RALEIGH, N.C. (AP) — The Latest on North Carolina’s contingency plan to redraw congressional districts (all times local):
Attorneys for North Carolina voters who challenged two congressional districts want the U.S. Supreme Court to keep in place a lower-court order that prevents primary elections under the current boundaries.
The plaintiffs responded Tuesday to the state of North Carolina’s emergency request last week to allow 2016 elections under the current maps while a legal challenge of the 1st and 12th Districts continues. Chief Justice John Roberts had given them until 3 p.m. to file a response.

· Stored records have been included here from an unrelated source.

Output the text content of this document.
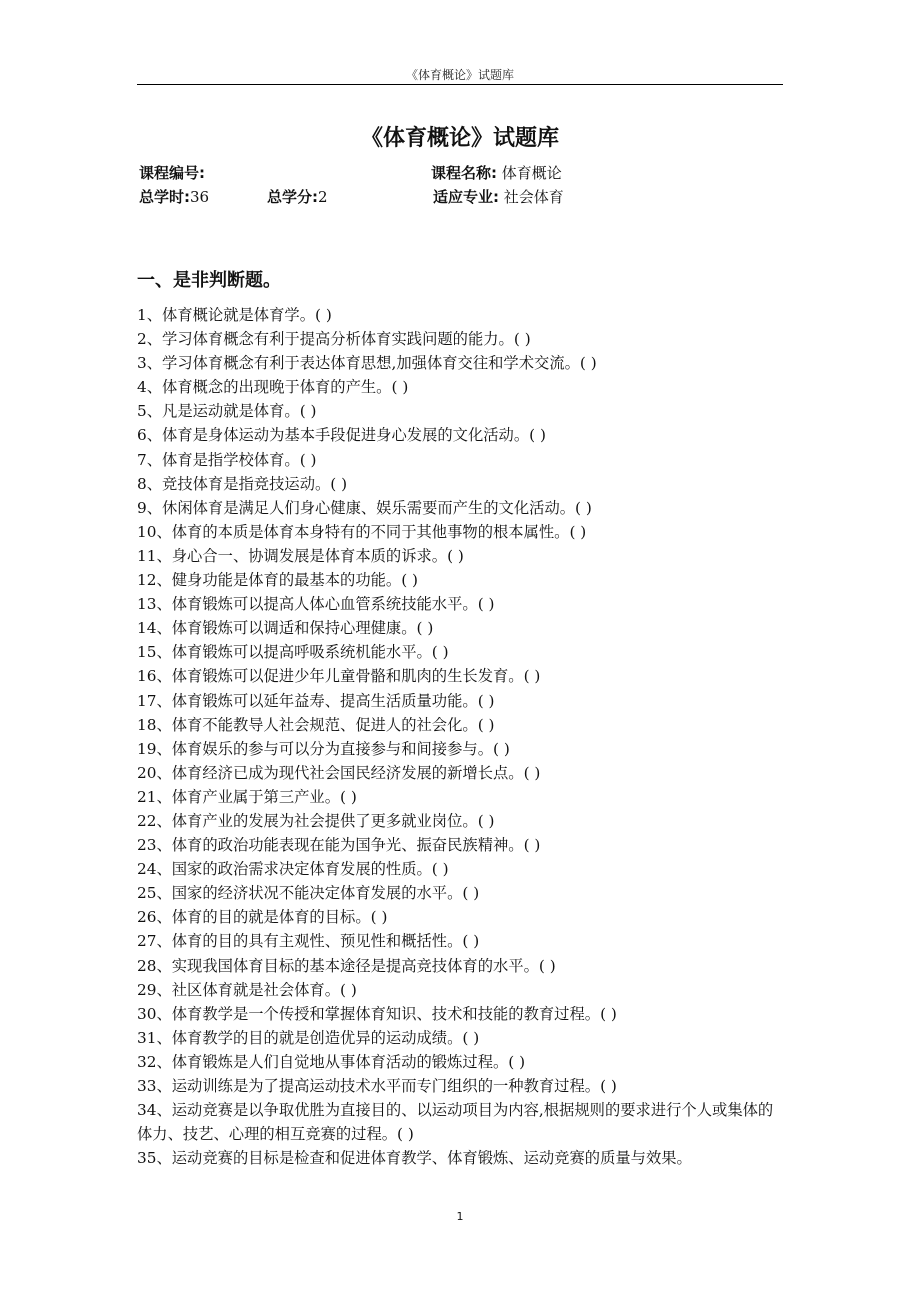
《体育概论》试题库
《体育概论》试题库
课程编号:	课程名称: 体育概论
总学时:36	总学分:2	适应专业: 社会体育
一、是非判断题。
1、体育概论就是体育学。( )
2、学习体育概念有利于提高分析体育实践问题的能力。( )
3、学习体育概念有利于表达体育思想,加强体育交往和学术交流。( )
4、体育概念的出现晚于体育的产生。( )
5、凡是运动就是体育。( )
6、体育是身体运动为基本手段促进身心发展的文化活动。( )
7、体育是指学校体育。( )
8、竞技体育是指竞技运动。( )
9、休闲体育是满足人们身心健康、娱乐需要而产生的文化活动。( )
10、体育的本质是体育本身特有的不同于其他事物的根本属性。( )
11、身心合一、协调发展是体育本质的诉求。( )
12、健身功能是体育的最基本的功能。( )
13、体育锻炼可以提高人体心血管系统技能水平。( )
14、体育锻炼可以调适和保持心理健康。( )
15、体育锻炼可以提高呼吸系统机能水平。( )
16、体育锻炼可以促进少年儿童骨骼和肌肉的生长发育。( )
17、体育锻炼可以延年益寿、提高生活质量功能。( )
18、体育不能教导人社会规范、促进人的社会化。( )
19、体育娱乐的参与可以分为直接参与和间接参与。( )
20、体育经济已成为现代社会国民经济发展的新增长点。( )
21、体育产业属于第三产业。( )
22、体育产业的发展为社会提供了更多就业岗位。( )
23、体育的政治功能表现在能为国争光、振奋民族精神。( )
24、国家的政治需求决定体育发展的性质。( )
25、国家的经济状况不能决定体育发展的水平。( )
26、体育的目的就是体育的目标。( )
27、体育的目的具有主观性、预见性和概括性。( )
28、实现我国体育目标的基本途径是提高竞技体育的水平。( )
29、社区体育就是社会体育。( )
30、体育教学是一个传授和掌握体育知识、技术和技能的教育过程。( )
31、体育教学的目的就是创造优异的运动成绩。( )
32、体育锻炼是人们自觉地从事体育活动的锻炼过程。( )
33、运动训练是为了提高运动技术水平而专门组织的一种教育过程。( )
34、运动竞赛是以争取优胜为直接目的、以运动项目为内容,根据规则的要求进行个人或集体的体力、技艺、心理的相互竞赛的过程。( )
35、运动竞赛的目标是检查和促进体育教学、体育锻炼、运动竞赛的质量与效果。
1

Earlier this month, a lower-court panel of judges struck down the two majority black districts as illegal racial gerrymanders. The panel told the legislature to draw new maps by this Friday. Legislative leaders disagree with the decision and think the March 15 primary elections should go on as scheduled.
North Carolina Republican lawmakers want to keep racial considerations out of drawing the state’s congressional map if they are forced to rework boundaries because of a federal court decision.
A special redistricting committee meeting Tuesday set official standards for lines of the state’s 13 congressional districts. Using those criteria is contingent on the U.S. Supreme Court refusing to block a lower-court decision that struck down the 1st and 12th District as illegal racial gerrymandering.
GOP committee members voted that racial data of North Carolina residents would not be used. Co-chairman Rep. David Lewis argues the judges found no racially polarized voting in the state.
Democratic committee members disagree with that argument and say Republicans are thumbing their noses at the judges, who could draw the map themselves.